The good news is a Masters degree will open up at least some doors. There are things that you can do with a Masters degree that someone with only a Bachelor's cannot. The bad news is that there are fewer of these positions. Because you're more highly qualified, you can also overqualify yourself out of entry-level positions since the employer assumes you'll move on quickly and they would waste their efforts training you.

Regarding what you can do, I wouldn't usually start with which companies are interested, but rather which jobs require a MS math degree. A quick search on monster.com turns up results such as this and this. By extension the companies posting these ads are interested in you. As you look through the ads, think of all the things you learned that you might be able to apply to the requirements listed. For example you say you have coding experience. The Data Scientist job specifically asks for familiarity with SAS, R and Python. Do you know these things? If so, you're in business.

If after responding to lots of these ads, nobody still wants to talk to you, then chances are your application isn't very good. This could be because of your cover letter, CV, transcript, or a multitude of other factors. Talk to your alma mater's career center, if they have one, or ask on Workplace.SE. It's not that different from applying to 10 different graduate schools and getting rejected by all of them. Diagnose why, fix it if possible, and apply to another 10 graduate schools.

You can also look at jobs that require a PhD in math. If you find you like these jobs a lot more than those that only require a MS, that's a good time to think of doing PhD studies.

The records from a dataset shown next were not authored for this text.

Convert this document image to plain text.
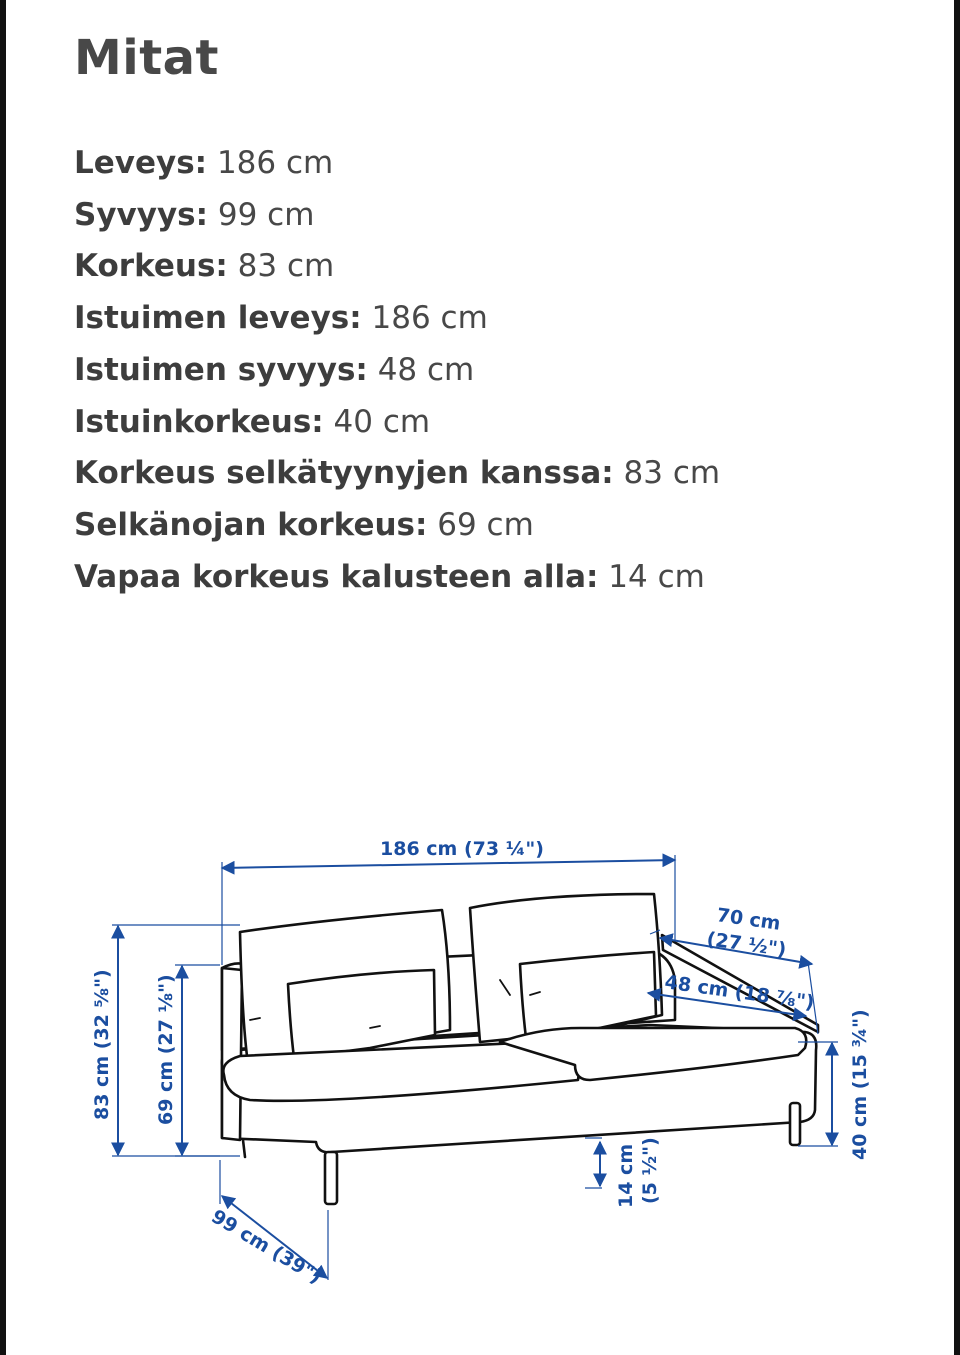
Mitat
Leveys: 186 cm
Syvyys: 99 cm
Korkeus: 83 cm
Istuimen leveys: 186 cm
Istuimen syvyys: 48 cm
Istuinkorkeus: 40 cm
Korkeus selkätyynyjen kanssa: 83 cm
Selkänojan korkeus: 69 cm
Vapaa korkeus kalusteen alla: 14 cm
186 cm (73 ¼")
70 cm
(27 ½")
48 cm (18 ⅞")
83 cm (32 ⅝") 69 cm (27 ⅛")	40 cm (15 ¾")
14 cm (5 ½")
99 cm (39")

  • Great answer, +1; only quibble is with the last paragraph. The answer might lie in making a slight change of course rather than going for the PhD. What I mean is that unemployment is not necessarily the best reason to pursue a PhD (which is probably not what you meant, but that paragraph could be read that way). Commented May 7, 2018 at 17:18

I got a degree in Math as well. I was unable to find a job. After a summer of living back at home with my parents. I figured enough was enough and just took a temp job in a warehouse.

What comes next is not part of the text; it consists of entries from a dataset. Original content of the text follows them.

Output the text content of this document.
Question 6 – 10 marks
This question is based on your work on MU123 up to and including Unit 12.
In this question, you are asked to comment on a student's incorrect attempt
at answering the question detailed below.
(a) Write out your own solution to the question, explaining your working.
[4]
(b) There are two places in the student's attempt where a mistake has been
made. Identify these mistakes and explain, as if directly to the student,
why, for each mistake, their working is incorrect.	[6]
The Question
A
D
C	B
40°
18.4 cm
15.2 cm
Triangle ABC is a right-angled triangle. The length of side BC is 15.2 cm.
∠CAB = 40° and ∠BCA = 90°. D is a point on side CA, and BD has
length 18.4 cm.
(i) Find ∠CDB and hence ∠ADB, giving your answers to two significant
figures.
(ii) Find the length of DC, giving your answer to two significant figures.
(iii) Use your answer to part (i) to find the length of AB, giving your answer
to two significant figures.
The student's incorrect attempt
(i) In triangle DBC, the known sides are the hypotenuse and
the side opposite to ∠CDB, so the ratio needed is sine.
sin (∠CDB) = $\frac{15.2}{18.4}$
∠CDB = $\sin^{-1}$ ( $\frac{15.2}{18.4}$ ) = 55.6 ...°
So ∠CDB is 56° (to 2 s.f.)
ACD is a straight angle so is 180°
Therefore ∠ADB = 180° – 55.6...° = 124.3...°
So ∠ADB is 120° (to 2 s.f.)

In this warehouse I worked as a stock boy. I nearly got fired my first week (the manager was awful) because I did not know the product very well (I don't want to be specific). After my first month I was one of the better stock boys. Eventually they made me a cashier.

I did a great job as a cashier. Quickly I learned the entire inventory and was easily able to help customers with any problems they were complaining about. Then I was moved to customer service.

The customer service team was behind by 6 months. After me being there for 2 months, we had caught customer service up to 2 weeks. As a customer service rep, I was allowed to sell parts that the customer may have needed. Many times a customer would buy the wrong product. Thus I would have them return it, refund them, then get them to buy the correct product. They noticed that my sales were fairly high and they put me on the sales team.

Once again, I was horrible when I started. Customers were typically in a rush, and expected you to understand much of the slang related to the product. After a few months, I became the top sales man. Out selling someone who had been there 20 years (he was very upset about it).

Then I was told that they were having problems with managing there data on their clients. It was several large excel sheets that had the information of hundreds of thousands of clients on them. They wanted particular statistics from them. I simply converted the excel sheets to CSV files, then I manipulated them. Thankfully there was an API within there Inventory Management System that allowed you to upload CSV file data to it. So I did that and any statistics that they could have wanted they were able to generate themselves now. Before I had done this, there were have 3-4 guys works on these excel sheets for months. Hundreds of man hours waisted.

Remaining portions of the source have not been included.